Julian Sturdy MP Leads Cross Party Group of MPs Lobbying NHS England Over Much-Needed Everolimus Drug
A cross-party group of MPs, led by Julian and Greg Mulholland, have written to NHS Chief Executive Simon Stevens urging him to make the Everolimus
drug available to those suffering from inoperable brain tumours caused by Tuberous Sclerosis Complex (TSC).
TSC is a potentially life-threatening genetic disease that is present from birth and causes non-cancerous tumours to develop in different parts of
the body. The tumours most commonly affect the skin, kidneys, heart, eyes, lungs and brain which results in various health problems. In 2011, Everolimus
was approved for use on an EU-level to treat brain tumours, but despite a written guarantee that it would be made available on NHS England by this
April, this has not happened. If these conditions are left untreated, patients suffer from neurological deterioration, with most dying within two
years. However, with this treatment, up to 95% go on to live long, healthy lives.
In their letter, MPs express concern about the prioritisation process and how it disadvantages medicines for very rare diseases.
NHS England’s Clinical Priorities Advisory Group is reconsidering decisions on prescribing policies that were looked at in June. If the decision not
to approve Everolimus isn’t overturned, MPs will call for an immediate and thorough reassessment of the draft prescribing policy for Everolimus
through a fairer and more transparent process.
The cross-party letter follows a protest Mr Sturdy and Mr Mulholland attended outside Parliament last month and a meeting of families. Mr Sturdy was
at the protest with a family from his constituency, who also brought along more families from their area.
The protest and meeting after were attended by families of affected children, campaigners from the Tuberous Sclerosis Association, 15 MPs of all parties,
and also well-known actor David Suchet, whose grandson has TSC.
Commenting Julian said,
“Not many people will have heard of Tuberous Sclerosis Complex (TSC), but it is absolutely critical that treatments for rare diseases like inoperable
brain tumours caused by TSC do not get swept under the rug simply because it affects a relative small group of people.
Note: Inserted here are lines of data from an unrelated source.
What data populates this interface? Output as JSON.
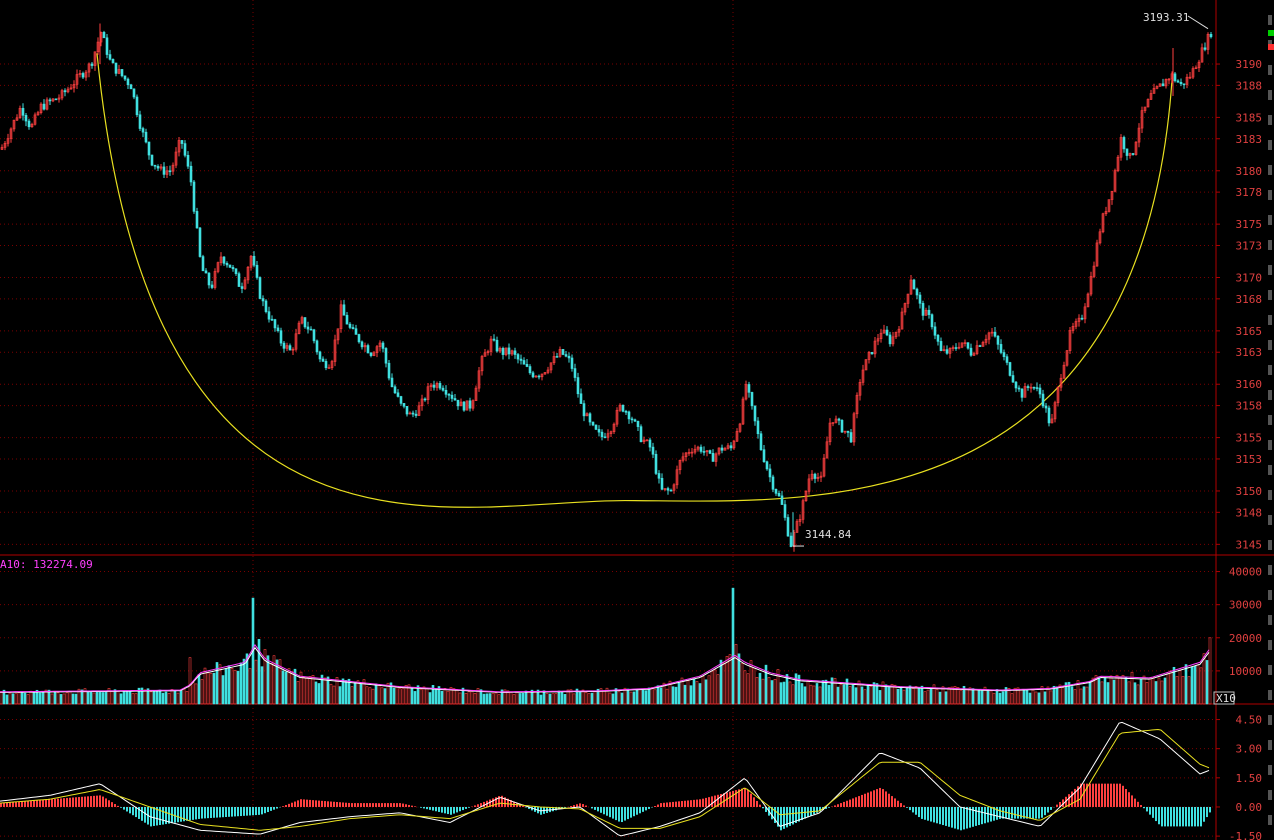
{
  "chart_data": [
    {
      "type": "line",
      "panel": "price",
      "ylim": [
        3144,
        3196
      ],
      "yticks": [
        "3190",
        "3188",
        "3185",
        "3183",
        "3180",
        "3178",
        "3175",
        "3173",
        "3170",
        "3168",
        "3165",
        "3163",
        "3160",
        "3158",
        "3155",
        "3153",
        "3150",
        "3148",
        "3145"
      ],
      "ytick_values": [
        3190,
        3188,
        3185,
        3183,
        3180,
        3178,
        3175,
        3173,
        3170,
        3168,
        3165,
        3163,
        3160,
        3158,
        3155,
        3153,
        3150,
        3148,
        3145
      ],
      "price_anchors": [
        [
          0,
          3182
        ],
        [
          10,
          3184
        ],
        [
          20,
          3186
        ],
        [
          30,
          3184
        ],
        [
          40,
          3186
        ],
        [
          50,
          3186.5
        ],
        [
          60,
          3187
        ],
        [
          70,
          3188
        ],
        [
          80,
          3189
        ],
        [
          90,
          3190
        ],
        [
          100,
          3193
        ],
        [
          110,
          3190
        ],
        [
          120,
          3189
        ],
        [
          130,
          3188
        ],
        [
          140,
          3184
        ],
        [
          150,
          3181
        ],
        [
          160,
          3180
        ],
        [
          170,
          3180
        ],
        [
          180,
          3183
        ],
        [
          190,
          3179
        ],
        [
          200,
          3171
        ],
        [
          210,
          3169
        ],
        [
          220,
          3172
        ],
        [
          230,
          3171
        ],
        [
          240,
          3169
        ],
        [
          250,
          3172
        ],
        [
          260,
          3168
        ],
        [
          270,
          3166
        ],
        [
          280,
          3164
        ],
        [
          290,
          3163
        ],
        [
          300,
          3166
        ],
        [
          310,
          3165
        ],
        [
          320,
          3162
        ],
        [
          330,
          3162
        ],
        [
          340,
          3167
        ],
        [
          350,
          3165
        ],
        [
          360,
          3164
        ],
        [
          370,
          3163
        ],
        [
          380,
          3164
        ],
        [
          390,
          3160
        ],
        [
          400,
          3158
        ],
        [
          410,
          3157
        ],
        [
          420,
          3158
        ],
        [
          430,
          3160
        ],
        [
          440,
          3160
        ],
        [
          450,
          3159
        ],
        [
          460,
          3158
        ],
        [
          470,
          3158
        ],
        [
          480,
          3162
        ],
        [
          490,
          3164
        ],
        [
          500,
          3163
        ],
        [
          510,
          3163
        ],
        [
          520,
          3162
        ],
        [
          530,
          3161
        ],
        [
          540,
          3161
        ],
        [
          550,
          3162
        ],
        [
          560,
          3163
        ],
        [
          570,
          3162
        ],
        [
          580,
          3158
        ],
        [
          590,
          3156
        ],
        [
          600,
          3155
        ],
        [
          610,
          3156
        ],
        [
          620,
          3158
        ],
        [
          630,
          3157
        ],
        [
          640,
          3155
        ],
        [
          650,
          3154
        ],
        [
          660,
          3150
        ],
        [
          670,
          3150
        ],
        [
          680,
          3153
        ],
        [
          690,
          3154
        ],
        [
          700,
          3154
        ],
        [
          710,
          3153
        ],
        [
          720,
          3154
        ],
        [
          730,
          3154
        ],
        [
          740,
          3157
        ],
        [
          745,
          3160
        ],
        [
          750,
          3158
        ],
        [
          760,
          3154
        ],
        [
          770,
          3151
        ],
        [
          780,
          3149
        ],
        [
          790,
          3145
        ],
        [
          800,
          3148
        ],
        [
          810,
          3152
        ],
        [
          820,
          3151
        ],
        [
          830,
          3157
        ],
        [
          840,
          3156
        ],
        [
          850,
          3155
        ],
        [
          860,
          3161
        ],
        [
          870,
          3163
        ],
        [
          880,
          3165
        ],
        [
          890,
          3164
        ],
        [
          900,
          3166
        ],
        [
          910,
          3170
        ],
        [
          920,
          3167
        ],
        [
          930,
          3166
        ],
        [
          940,
          3163
        ],
        [
          950,
          3163
        ],
        [
          960,
          3164
        ],
        [
          970,
          3163
        ],
        [
          980,
          3164
        ],
        [
          990,
          3165
        ],
        [
          1000,
          3163
        ],
        [
          1010,
          3161
        ],
        [
          1020,
          3159
        ],
        [
          1030,
          3160
        ],
        [
          1040,
          3159
        ],
        [
          1050,
          3156
        ],
        [
          1060,
          3161
        ],
        [
          1070,
          3165
        ],
        [
          1080,
          3166
        ],
        [
          1090,
          3170
        ],
        [
          1100,
          3175
        ],
        [
          1110,
          3178
        ],
        [
          1120,
          3183
        ],
        [
          1130,
          3181
        ],
        [
          1140,
          3185
        ],
        [
          1150,
          3187
        ],
        [
          1160,
          3188
        ],
        [
          1170,
          3189
        ],
        [
          1180,
          3188
        ],
        [
          1190,
          3189
        ],
        [
          1200,
          3191
        ],
        [
          1210,
          3193
        ]
      ],
      "annotations": [
        {
          "text": "3193.31",
          "value": 3193.31
        },
        {
          "text": "3144.84",
          "value": 3144.84
        }
      ]
    },
    {
      "type": "bar",
      "panel": "volume",
      "label": "A10: 132274.09",
      "ylim": [
        0,
        45000
      ],
      "yticks": [
        "40000",
        "30000",
        "20000",
        "10000"
      ],
      "ytick_values": [
        40000,
        30000,
        20000,
        10000
      ],
      "unit_label": "X10",
      "volume_anchors": [
        [
          0,
          3500
        ],
        [
          180,
          4000
        ],
        [
          190,
          5500
        ],
        [
          200,
          9000
        ],
        [
          245,
          12000
        ],
        [
          255,
          17000
        ],
        [
          265,
          13000
        ],
        [
          300,
          8000
        ],
        [
          350,
          6500
        ],
        [
          400,
          5000
        ],
        [
          500,
          3500
        ],
        [
          600,
          3800
        ],
        [
          650,
          4500
        ],
        [
          700,
          8000
        ],
        [
          735,
          14000
        ],
        [
          745,
          12000
        ],
        [
          770,
          9000
        ],
        [
          800,
          7000
        ],
        [
          900,
          5000
        ],
        [
          1000,
          4000
        ],
        [
          1050,
          4500
        ],
        [
          1090,
          6500
        ],
        [
          1100,
          8000
        ],
        [
          1150,
          7500
        ],
        [
          1200,
          12000
        ],
        [
          1210,
          16000
        ]
      ],
      "spikes": [
        [
          253,
          32000
        ],
        [
          733,
          35000
        ],
        [
          1210,
          20000
        ],
        [
          190,
          14000
        ],
        [
          735,
          18000
        ]
      ]
    },
    {
      "type": "bar",
      "panel": "macd",
      "ylim": [
        -1.7,
        5.3
      ],
      "yticks": [
        "4.50",
        "3.00",
        "1.50",
        "0.00",
        "-1.50"
      ],
      "ytick_values": [
        4.5,
        3.0,
        1.5,
        0.0,
        -1.5
      ],
      "dif_anchors": [
        [
          0,
          0.3
        ],
        [
          50,
          0.6
        ],
        [
          100,
          1.2
        ],
        [
          150,
          -0.5
        ],
        [
          200,
          -1.2
        ],
        [
          260,
          -1.4
        ],
        [
          300,
          -0.8
        ],
        [
          350,
          -0.5
        ],
        [
          400,
          -0.3
        ],
        [
          450,
          -0.8
        ],
        [
          500,
          0.5
        ],
        [
          540,
          -0.2
        ],
        [
          580,
          0.0
        ],
        [
          620,
          -1.5
        ],
        [
          660,
          -1.0
        ],
        [
          700,
          -0.3
        ],
        [
          745,
          1.5
        ],
        [
          780,
          -1.0
        ],
        [
          820,
          -0.3
        ],
        [
          880,
          2.8
        ],
        [
          920,
          2.0
        ],
        [
          960,
          0.0
        ],
        [
          1000,
          -0.5
        ],
        [
          1040,
          -1.0
        ],
        [
          1080,
          1.0
        ],
        [
          1120,
          4.4
        ],
        [
          1160,
          3.5
        ],
        [
          1200,
          1.7
        ],
        [
          1210,
          1.9
        ]
      ],
      "dea_anchors": [
        [
          0,
          0.2
        ],
        [
          50,
          0.4
        ],
        [
          100,
          0.9
        ],
        [
          150,
          0.0
        ],
        [
          200,
          -0.9
        ],
        [
          260,
          -1.2
        ],
        [
          300,
          -1.0
        ],
        [
          350,
          -0.6
        ],
        [
          400,
          -0.4
        ],
        [
          450,
          -0.6
        ],
        [
          500,
          0.2
        ],
        [
          540,
          0.0
        ],
        [
          580,
          -0.1
        ],
        [
          620,
          -1.1
        ],
        [
          660,
          -1.1
        ],
        [
          700,
          -0.5
        ],
        [
          745,
          1.0
        ],
        [
          780,
          -0.4
        ],
        [
          820,
          -0.2
        ],
        [
          880,
          2.3
        ],
        [
          920,
          2.3
        ],
        [
          960,
          0.6
        ],
        [
          1000,
          -0.2
        ],
        [
          1040,
          -0.7
        ],
        [
          1080,
          0.4
        ],
        [
          1120,
          3.8
        ],
        [
          1160,
          4.0
        ],
        [
          1200,
          2.2
        ],
        [
          1210,
          2.0
        ]
      ]
    }
  ]
}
“Everolimus is a very effective drug which is already used to treat other symptoms of this disease, such as kidney tumours, and it is crucial that
NHS England acts to ensure that sufferers of inoperable brain tumours are able to access the treatment they desperately need. I am pleased that
our joint letter to Simon Stevens is receiving strong cross-party support, and I hope that NHS England will make the right decision as they review
the prescribing policy.”
Greg Mulholland MP also said:
“For the last two years, I have worked with families, campaigners and MPs and led the #FundOurDrugsNOW campaign. We received a written guarantee that
Everolimus should have been approved in April for treating brain tumours. Unfortunately NHS England then changed the way it decides which drugs
to prioritise for funding, and drugs for ultra-rare diseases were unfairly disadvantaged. Everolimus, as a result, was then not approved.
“Just 20 young people a year develop these brain tumours and we must not leave them and their families to suffer. Our campaign has received support
from many MPs across all parties. We are writing a letter to NHS England’s Chief Executive, Simon Stevens, urging him to consider the decision
that was made about Everolimus, and we hope he will deliver the best Christmas present these children and families want.”